Zilog Z80は1976年に発売され、48年間にわたり生産が続けられた伝説的な8ビットプロセッサ。2024年6月、Zilogは生産を終了し、最終注文を受け付けた。しかし、このプロセッサのオープンソース代替品がコミュニティの支援のもと開発されている。Renaldas Ziomaが手がけるFOSS Z80プロジェクトは、SkyWaterやGlobalFoundriesといった製造パートナーを通じ、オリジナルのDIP40パッケージ形式と互換性のあるチップの製造を目指している。

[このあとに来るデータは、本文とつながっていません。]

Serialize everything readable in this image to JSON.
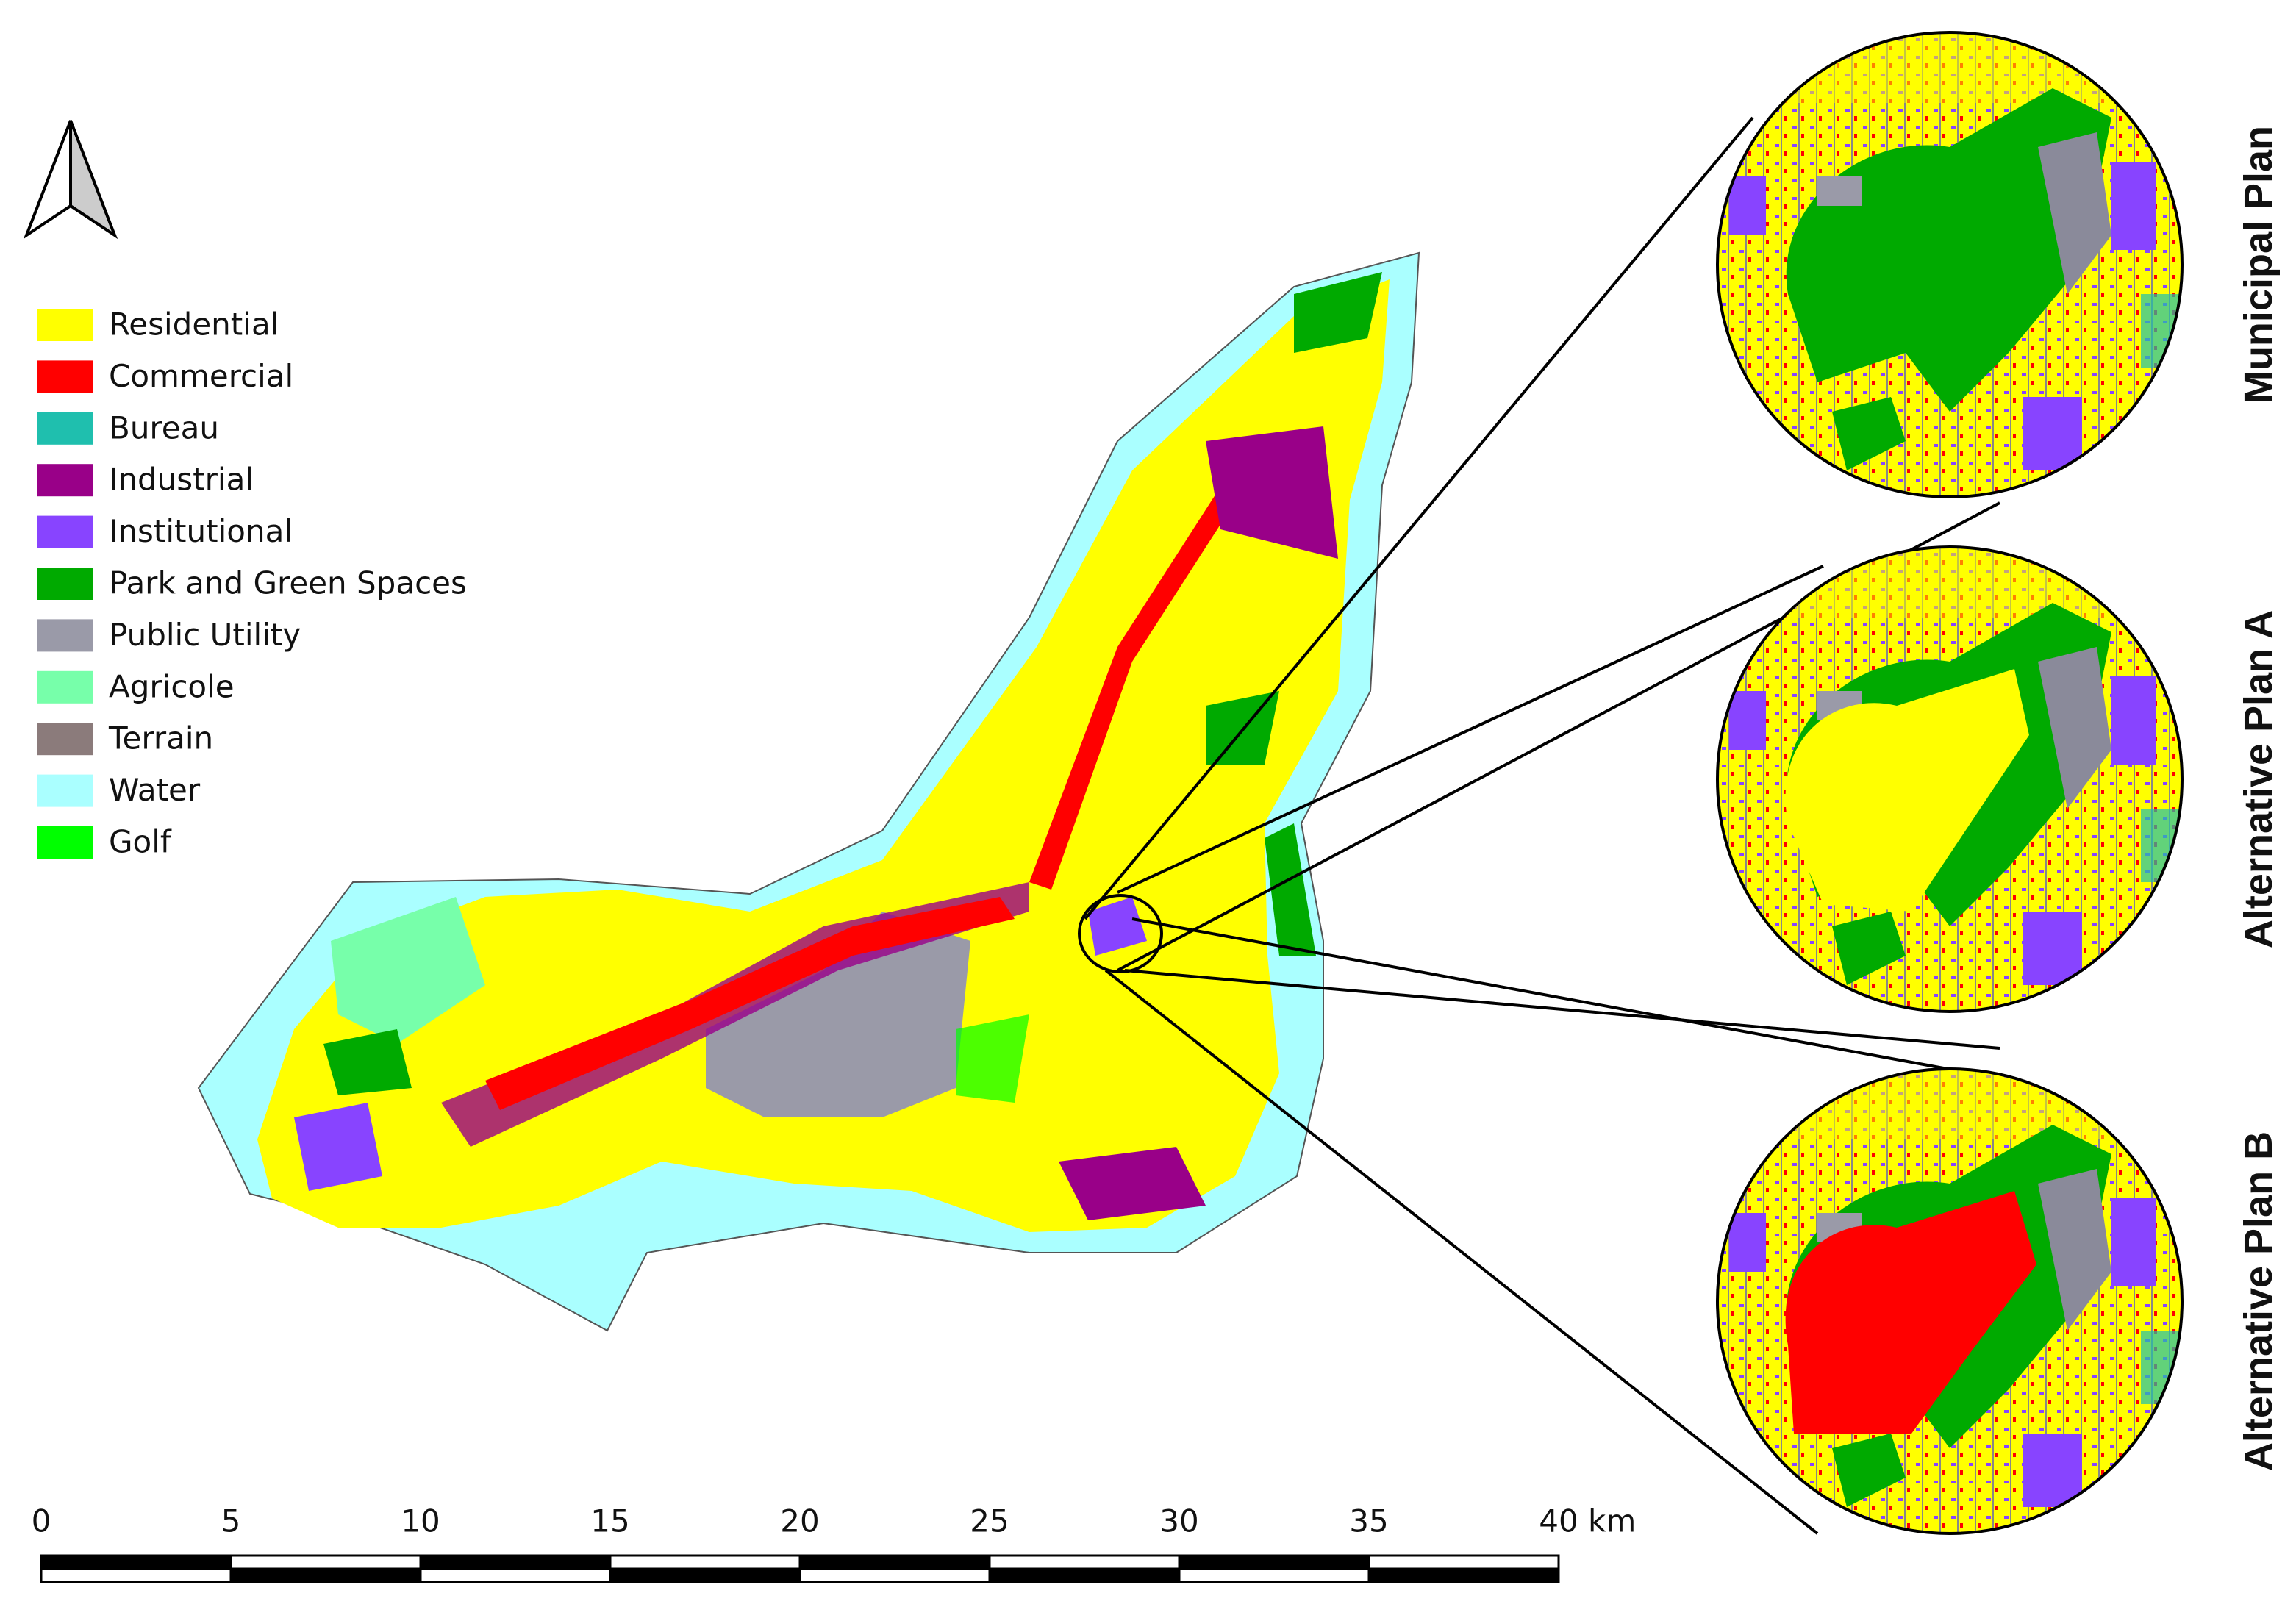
{
  "legend": {
    "items": [
      {
        "label": "Residential",
        "color": "#ffff00"
      },
      {
        "label": "Commercial",
        "color": "#ff0000"
      },
      {
        "label": "Bureau",
        "color": "#1fbfae"
      },
      {
        "label": "Industrial",
        "color": "#990088"
      },
      {
        "label": "Institutional",
        "color": "#8844ff"
      },
      {
        "label": "Park and Green Spaces",
        "color": "#00aa00"
      },
      {
        "label": "Public Utility",
        "color": "#9a9aa8"
      },
      {
        "label": "Agricole",
        "color": "#77ffaa"
      },
      {
        "label": "Terrain",
        "color": "#8b7b7b"
      },
      {
        "label": "Water",
        "color": "#aaffff"
      },
      {
        "label": "Golf",
        "color": "#00ff00"
      }
    ]
  },
  "scale_bar": {
    "ticks": [
      "0",
      "5",
      "10",
      "15",
      "20",
      "25",
      "30",
      "35",
      "40"
    ],
    "unit": "km"
  },
  "insets": [
    "Municipal Plan",
    "Alternative Plan A",
    "Alternative Plan B"
  ]
}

プロジェクトの最初のバージョンは130nm技術を用い、0.064mm²のチップ上で動作を確認され、GitHubで機能が検証された。その後のバージョンはQFN64パッケージと180nmのGF180MCU技術で開発された。設計はGuy HutchisonのTV80 Verilogコアを基盤とし、最大50MHzのクロック速度を目標としており、これはオリジナルのNMOS版の4MHzを大幅に上回る性能だ。

Z80はZX Spectrum、Game Boy、Master System、Texas Instrumentsの計算機など多くのクラシックデバイスで使用された。今日でも、一部のハッカーは64KBのRAMで小さなAIアプリケーションを動かすことに成功している。このプロジェクトの目的は、旧式システム用に完全互換のドロップイン代替チップを提供することである。